La troisième séance était consacrée aux conditions ambiantes : bruit, radiations, ozone, conditions météorologiques, etc. Le porte-parole du Weather Bureau américain montra que les météorologistes étaient conscients des besoins de l’aviation commerciale supersonique dans le domaine de la météorologie mais il du admettre que l’on possédait très peu de renseignements sur la couche de l’atmosphère dans laquelle doit s’effectuer le vol de croisière des avions concernés. Les données recueillies il y a relativement peu de temps dans le cadre du programme de recherches de l’année géophysique internationale montraient des variations très importantes des valeurs aussi fondamentale que l’altitude de la tropopause et la température à une altitude donnée (plus de 70°C à l’altitude-pression de 100 mb). La prévision des turbulences en air clair est un problème très sérieux et qui nécessite des recherches urgentes à l’échelle du globe. Pour ce qui concerne le voisinage du sol on manque aussi de données sur les possibilités de rafales entre 0 et 60 mètres de hauteur ce qui est très important pour l’atterrissage automatique.

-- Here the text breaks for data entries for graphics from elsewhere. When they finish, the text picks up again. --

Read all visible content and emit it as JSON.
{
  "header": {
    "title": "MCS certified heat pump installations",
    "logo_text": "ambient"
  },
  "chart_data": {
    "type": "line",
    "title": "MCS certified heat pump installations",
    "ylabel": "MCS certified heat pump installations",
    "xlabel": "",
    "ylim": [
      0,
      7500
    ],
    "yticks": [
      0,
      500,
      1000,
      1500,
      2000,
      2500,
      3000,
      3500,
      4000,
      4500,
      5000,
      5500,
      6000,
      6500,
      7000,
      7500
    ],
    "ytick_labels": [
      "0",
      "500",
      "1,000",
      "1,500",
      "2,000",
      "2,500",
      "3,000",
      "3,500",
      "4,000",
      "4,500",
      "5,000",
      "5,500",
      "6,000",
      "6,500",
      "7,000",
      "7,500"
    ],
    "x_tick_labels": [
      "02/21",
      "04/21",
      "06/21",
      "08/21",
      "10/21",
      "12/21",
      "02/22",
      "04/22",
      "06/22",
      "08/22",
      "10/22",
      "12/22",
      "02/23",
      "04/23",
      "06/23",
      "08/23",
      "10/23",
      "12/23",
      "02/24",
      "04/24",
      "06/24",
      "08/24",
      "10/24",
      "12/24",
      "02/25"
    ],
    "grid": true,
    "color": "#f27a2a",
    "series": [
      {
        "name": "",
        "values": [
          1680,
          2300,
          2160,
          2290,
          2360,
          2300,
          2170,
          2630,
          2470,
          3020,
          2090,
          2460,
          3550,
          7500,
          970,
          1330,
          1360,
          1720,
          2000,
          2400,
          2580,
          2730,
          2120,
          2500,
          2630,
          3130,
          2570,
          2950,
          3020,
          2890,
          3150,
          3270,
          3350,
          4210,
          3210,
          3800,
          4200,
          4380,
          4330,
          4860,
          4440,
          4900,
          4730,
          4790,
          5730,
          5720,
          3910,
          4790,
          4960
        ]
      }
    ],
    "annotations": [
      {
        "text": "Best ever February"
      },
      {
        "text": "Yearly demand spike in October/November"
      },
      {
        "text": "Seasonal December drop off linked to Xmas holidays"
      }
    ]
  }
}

Le spécialiste de la question bruit expliqua à son tour très clairement la formation et la propagation du bang sonique. Il semble que les surpressions supportables au sol aient été correctement évaluées et si celles produites par l’avion ne dépassent pas les chiffres calculés, il n’y aurait pas d’ennui de ce côté-là. Il y a cependant un hic : en parlant du bruit au décollage l’expert envisagea le maintien des procédures employées pour réduire le bruit des avions à réaction. Le transport supersonique ne produirait ainsi pas plus de bruit qu’eux et peut-être légèrement moins. Cette annonce a été mal accueillie. Le pilote de ligne n’aime guère une procédure qui l’oblige à réduire considérablement la puissance et à changer l’assiette de son avion près du sol au cours du décollage et du début de la montée. Il considère que cette manœuvre l’amène trop près des limites de sécurité et il n’est pas convaincu qu’elle réduise les perturbations apportées au sol par le bruit de l’avion. Le niveau du bruit au-dessus de l’appareil de mesure peut rentrer dans les limites prescrites mais il se trouve produit plus longtemps au cours d’une trajectoire beaucoup plus longue et intéresse ainsi une zone beaucoup plus étendue. Une montée à l’angle maximal semble par conséquent une solution bien meilleure du point de vue du bruit tout en étant sans doute possible la solution la plus sûre.

Le spécialiste des radiations convainquit ensuite l’assemblée que l’ozone ne posait pas de problèmes car il se décompose en oxygène aux températures que l’on atteindrait presque par la compression. Le gros problème est celui des radiations. Des moyens de protection adéquate devraient être prévus pour l’équipage et peut-être même pour les habitués du transport supersonique pour leur éviter l’effet cumulatif. Il n’y aurait pas de danger dans le cas d’une exposition aux radiations de peu de durée, le niveau atteint au cours d’un vol restant généralement dans les limites acceptables sauf dans le cas de taches solaires importantes. Celles-ci se reproduisent tous les 11 ans à peu près suivant un cycle assez bien établi. Leur effet est plus prononcé aux altitudes et latitudes magnétiques élevées. Aux périodes prévues d’activité solaire intense il pourrait être nécessaire de dérouter les vols supersoniques et de les faire passer par les basses altitudes. Si cette activité solaire commençait à se manifester au cours d’un vol, le pilote devrait descendre rapidement à des altitudes plus faibles, ce qui signifierait que le vol serait continué en subsonique. Il n’y a aucune méthode connue permettant la prédiction à coup sûr des taches solaires et l’avion devrait être doté de compteurs de radiations avec dispositifs avertisseurs.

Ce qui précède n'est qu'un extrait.